Suppose i'm doing seveal runs of the same model, but only with different complexity parameters, on the same (seed fixed) cross-validation with the caret package, for exemple :

library(caret)
data(iris)

# controls are the same for every models
c = trainControl(method = "cv",number=10,verboseIter = TRUE) 
d = iris # data is also the same 
f = Species ~ . # formula is also the same 
m = "rpart" # method is also the same 


set.seed(1234)
model1 <- train(form = f, data = d, trControl = c, method = m,
                tuneGrid = expand.grid(cp = c(0,0.5)))
set.seed(1234)
model2 <- train(form = f, data = d, trControl = c, method = m,
                tuneGrid = expand.grid(cp = c(0.1,0.2)))

set.seed(1234)
model3 <- train(form = f, data = d, trControl = c, method = m,
                tuneGrid = expand.grid(cp = c(0,0.5,0.1,0.2)))

Is there a way i could "build up" the model3 train object only from model1 and the model2 ? Calculations are long, and i did'nt ran all my different tuning in the same caret call. But having every run in the same train object will be much easier for comparing them (via the plot function, the update function, the resamples function, etc...)

I'm particularly looking for a way do do the same thing plot.train do but for all of them together.

1

1 Answers

0
votes

I perfectly understand your concern, because my computation sources are also very limited. However I would approach it as follows, instead of "building up" the model3 object.

Suppose what you wish to achieve is highest accuracy. Then you simply need to evaluate the following: which among the model1 and model2 do we see highest accuracy? Then we are only interested in choosing the best-result tuning parameter. For example, we see the following:

> model1$bestTune$cp
[1] 0
> model2$bestTune$cp
[1] 0.2
> model1$results$Accuracy ## Respectively for cp = 0.0 and cp = 0.5
[1] 0.9333 0.3333
> model2$results$Accuracy ## Respectively for cp = 0.1 and cp = 0.2
[1] 0.9267 0.9267    

We would choose cp = 0.

Suppose you have broken things down to model1, model2, model3, ... and wish to explore all manually input parameter values using them.

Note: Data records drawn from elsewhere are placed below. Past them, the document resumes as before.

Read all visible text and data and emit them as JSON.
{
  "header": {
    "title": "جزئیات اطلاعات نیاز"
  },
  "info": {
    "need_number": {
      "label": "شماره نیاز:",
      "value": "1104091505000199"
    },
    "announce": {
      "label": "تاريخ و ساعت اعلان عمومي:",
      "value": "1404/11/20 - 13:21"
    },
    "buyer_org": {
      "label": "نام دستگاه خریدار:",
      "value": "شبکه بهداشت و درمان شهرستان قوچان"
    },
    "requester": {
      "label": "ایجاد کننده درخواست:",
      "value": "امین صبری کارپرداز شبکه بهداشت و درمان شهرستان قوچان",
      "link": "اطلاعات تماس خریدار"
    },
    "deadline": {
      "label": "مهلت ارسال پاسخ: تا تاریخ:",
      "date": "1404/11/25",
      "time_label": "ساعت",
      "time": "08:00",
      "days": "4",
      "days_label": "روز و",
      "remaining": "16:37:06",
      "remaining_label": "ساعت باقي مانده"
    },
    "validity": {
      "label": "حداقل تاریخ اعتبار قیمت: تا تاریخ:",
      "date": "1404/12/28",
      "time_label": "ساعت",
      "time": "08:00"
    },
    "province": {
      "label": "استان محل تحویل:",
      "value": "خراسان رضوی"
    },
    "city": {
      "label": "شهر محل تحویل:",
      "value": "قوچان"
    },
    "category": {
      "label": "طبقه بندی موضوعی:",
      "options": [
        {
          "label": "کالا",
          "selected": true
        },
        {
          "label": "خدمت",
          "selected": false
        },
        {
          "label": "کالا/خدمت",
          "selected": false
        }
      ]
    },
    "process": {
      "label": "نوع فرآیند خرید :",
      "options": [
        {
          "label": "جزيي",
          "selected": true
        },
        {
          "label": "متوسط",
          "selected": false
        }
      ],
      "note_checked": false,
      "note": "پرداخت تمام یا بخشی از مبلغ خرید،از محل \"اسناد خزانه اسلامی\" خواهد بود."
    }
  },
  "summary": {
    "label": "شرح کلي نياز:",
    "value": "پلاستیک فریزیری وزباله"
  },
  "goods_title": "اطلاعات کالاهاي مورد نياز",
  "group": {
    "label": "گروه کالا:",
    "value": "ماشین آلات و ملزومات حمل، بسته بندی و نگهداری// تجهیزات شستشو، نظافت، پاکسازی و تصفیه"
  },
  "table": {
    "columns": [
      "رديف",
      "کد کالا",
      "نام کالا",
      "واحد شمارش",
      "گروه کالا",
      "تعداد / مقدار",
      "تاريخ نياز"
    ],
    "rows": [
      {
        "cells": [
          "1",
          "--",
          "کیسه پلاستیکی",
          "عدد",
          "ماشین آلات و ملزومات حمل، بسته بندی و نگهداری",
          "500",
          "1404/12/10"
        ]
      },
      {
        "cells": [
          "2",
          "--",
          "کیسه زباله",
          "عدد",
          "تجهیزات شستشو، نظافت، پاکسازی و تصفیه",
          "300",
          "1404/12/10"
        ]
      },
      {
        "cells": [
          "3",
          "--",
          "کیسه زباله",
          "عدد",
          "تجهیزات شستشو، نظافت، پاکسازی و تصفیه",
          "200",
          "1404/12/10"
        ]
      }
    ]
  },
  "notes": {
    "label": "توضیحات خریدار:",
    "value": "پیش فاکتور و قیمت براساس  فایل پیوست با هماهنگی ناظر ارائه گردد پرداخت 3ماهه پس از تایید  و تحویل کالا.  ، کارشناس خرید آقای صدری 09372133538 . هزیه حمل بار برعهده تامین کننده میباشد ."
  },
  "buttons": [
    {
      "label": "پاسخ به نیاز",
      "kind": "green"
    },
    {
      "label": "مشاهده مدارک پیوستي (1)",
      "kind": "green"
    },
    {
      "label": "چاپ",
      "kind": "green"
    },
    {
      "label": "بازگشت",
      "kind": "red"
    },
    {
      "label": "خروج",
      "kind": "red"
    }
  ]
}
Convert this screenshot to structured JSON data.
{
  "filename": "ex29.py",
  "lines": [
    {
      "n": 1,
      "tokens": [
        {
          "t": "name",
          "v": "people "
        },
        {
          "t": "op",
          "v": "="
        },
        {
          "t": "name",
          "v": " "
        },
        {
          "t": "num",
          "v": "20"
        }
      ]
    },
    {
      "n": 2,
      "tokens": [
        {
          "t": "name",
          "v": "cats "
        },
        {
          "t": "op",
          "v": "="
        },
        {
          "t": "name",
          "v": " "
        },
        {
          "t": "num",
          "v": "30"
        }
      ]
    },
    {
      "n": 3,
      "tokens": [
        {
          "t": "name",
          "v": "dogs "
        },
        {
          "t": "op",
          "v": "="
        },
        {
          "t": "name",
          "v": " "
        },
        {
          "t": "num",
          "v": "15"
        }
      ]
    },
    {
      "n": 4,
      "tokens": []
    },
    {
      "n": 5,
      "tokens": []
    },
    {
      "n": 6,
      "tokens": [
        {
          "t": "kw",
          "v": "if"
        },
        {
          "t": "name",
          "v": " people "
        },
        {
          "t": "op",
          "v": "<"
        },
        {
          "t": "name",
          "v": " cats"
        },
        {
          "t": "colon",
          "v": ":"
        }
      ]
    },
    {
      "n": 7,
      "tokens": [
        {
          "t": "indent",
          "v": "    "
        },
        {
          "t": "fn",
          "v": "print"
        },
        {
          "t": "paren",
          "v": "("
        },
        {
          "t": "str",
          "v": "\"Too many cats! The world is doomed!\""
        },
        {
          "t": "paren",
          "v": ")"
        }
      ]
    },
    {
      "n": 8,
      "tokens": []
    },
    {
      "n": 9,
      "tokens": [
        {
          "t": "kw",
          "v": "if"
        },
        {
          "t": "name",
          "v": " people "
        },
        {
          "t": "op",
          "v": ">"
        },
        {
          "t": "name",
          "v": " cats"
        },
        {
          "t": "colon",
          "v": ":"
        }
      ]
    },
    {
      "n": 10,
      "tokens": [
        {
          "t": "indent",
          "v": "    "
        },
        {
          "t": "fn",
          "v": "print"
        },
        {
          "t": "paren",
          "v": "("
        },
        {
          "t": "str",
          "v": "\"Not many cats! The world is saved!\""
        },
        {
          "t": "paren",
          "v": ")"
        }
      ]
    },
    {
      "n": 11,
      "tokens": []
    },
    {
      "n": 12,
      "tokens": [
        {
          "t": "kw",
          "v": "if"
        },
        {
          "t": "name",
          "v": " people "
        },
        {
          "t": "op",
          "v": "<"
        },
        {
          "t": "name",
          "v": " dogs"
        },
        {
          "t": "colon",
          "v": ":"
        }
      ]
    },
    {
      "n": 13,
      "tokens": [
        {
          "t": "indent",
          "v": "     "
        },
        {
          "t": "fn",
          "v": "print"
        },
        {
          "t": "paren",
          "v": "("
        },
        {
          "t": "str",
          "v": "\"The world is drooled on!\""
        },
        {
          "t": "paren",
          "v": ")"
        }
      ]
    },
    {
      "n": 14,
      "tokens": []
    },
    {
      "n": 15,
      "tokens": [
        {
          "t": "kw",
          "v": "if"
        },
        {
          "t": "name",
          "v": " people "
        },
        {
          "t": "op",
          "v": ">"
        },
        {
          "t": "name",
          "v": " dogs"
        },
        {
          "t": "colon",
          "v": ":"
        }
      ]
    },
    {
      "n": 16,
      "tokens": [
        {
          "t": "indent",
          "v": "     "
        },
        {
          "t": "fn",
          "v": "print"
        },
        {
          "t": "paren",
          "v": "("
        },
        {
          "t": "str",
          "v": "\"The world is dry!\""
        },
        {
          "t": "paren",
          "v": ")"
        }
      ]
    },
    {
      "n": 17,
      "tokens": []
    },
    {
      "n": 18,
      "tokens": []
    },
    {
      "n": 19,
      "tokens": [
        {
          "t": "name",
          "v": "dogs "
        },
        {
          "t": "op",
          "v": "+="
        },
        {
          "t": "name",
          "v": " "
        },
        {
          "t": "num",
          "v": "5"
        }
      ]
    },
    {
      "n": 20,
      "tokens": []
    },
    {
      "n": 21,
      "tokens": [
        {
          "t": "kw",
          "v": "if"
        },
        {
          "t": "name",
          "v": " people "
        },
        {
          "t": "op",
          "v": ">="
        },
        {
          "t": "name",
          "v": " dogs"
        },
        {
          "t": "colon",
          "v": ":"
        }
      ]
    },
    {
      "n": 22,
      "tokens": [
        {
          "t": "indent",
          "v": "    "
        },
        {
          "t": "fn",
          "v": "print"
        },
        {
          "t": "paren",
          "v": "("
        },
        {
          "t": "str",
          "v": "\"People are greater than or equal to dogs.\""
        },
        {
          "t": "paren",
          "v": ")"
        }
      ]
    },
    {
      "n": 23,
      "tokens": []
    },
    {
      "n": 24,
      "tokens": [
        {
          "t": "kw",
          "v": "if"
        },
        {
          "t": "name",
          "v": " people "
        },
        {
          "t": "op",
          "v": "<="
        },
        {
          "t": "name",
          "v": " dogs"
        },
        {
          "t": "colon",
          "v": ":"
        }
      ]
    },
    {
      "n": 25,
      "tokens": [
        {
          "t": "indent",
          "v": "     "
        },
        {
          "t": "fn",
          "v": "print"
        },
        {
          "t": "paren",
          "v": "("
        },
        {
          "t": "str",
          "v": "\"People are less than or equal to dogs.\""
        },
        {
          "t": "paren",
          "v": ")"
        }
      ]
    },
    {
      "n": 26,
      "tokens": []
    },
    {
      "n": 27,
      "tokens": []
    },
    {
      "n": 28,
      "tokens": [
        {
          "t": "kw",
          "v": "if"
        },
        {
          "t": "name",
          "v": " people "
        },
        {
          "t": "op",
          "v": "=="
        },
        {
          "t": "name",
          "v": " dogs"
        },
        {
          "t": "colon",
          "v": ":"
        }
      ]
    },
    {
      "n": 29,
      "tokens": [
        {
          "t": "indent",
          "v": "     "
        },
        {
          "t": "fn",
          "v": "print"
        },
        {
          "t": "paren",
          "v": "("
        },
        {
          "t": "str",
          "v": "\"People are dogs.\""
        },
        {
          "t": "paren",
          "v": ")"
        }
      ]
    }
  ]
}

k = 2 ## Here we only have model1 and model2 to compare
evaluate <- list()
for (i in 1:k) {
  model = eval(parse(text = paste0("model", i)))
  evaluate[["cp"]][[paste0("model", i)]] <- 
    model$finalModel$tuneValue$cp
  evaluate[["accuracy"]][[paste0("model", i)]] <- 
    model$results$Accuracy[[which(model$results$cp == model$bestTune$cp)]]
}    

Then in our evaluate list, we have the following:

> evaluate
$cp
model1 model2 
   0.0    0.2 
$accuracy
model1 model2 
0.9333 0.9267 

Upon this, we can do

> which(evaluate$accuracy == max(evaluate$accuracy))
model1 
     1 
> evaluate$cp[[which(evaluate$accuracy == max(evaluate$accuracy))]]
[1] 0

Now we can happily choose cp = 0 and we also know that the result from the optimal cp is stored in model1.

If you wish to still "build up" the model3, you can simply substitute some of the components (e.g. results in which AccuracySD, KappaSD, and such metrics would be stored) after having chosen what we evaluated as the best model---model1 in this case.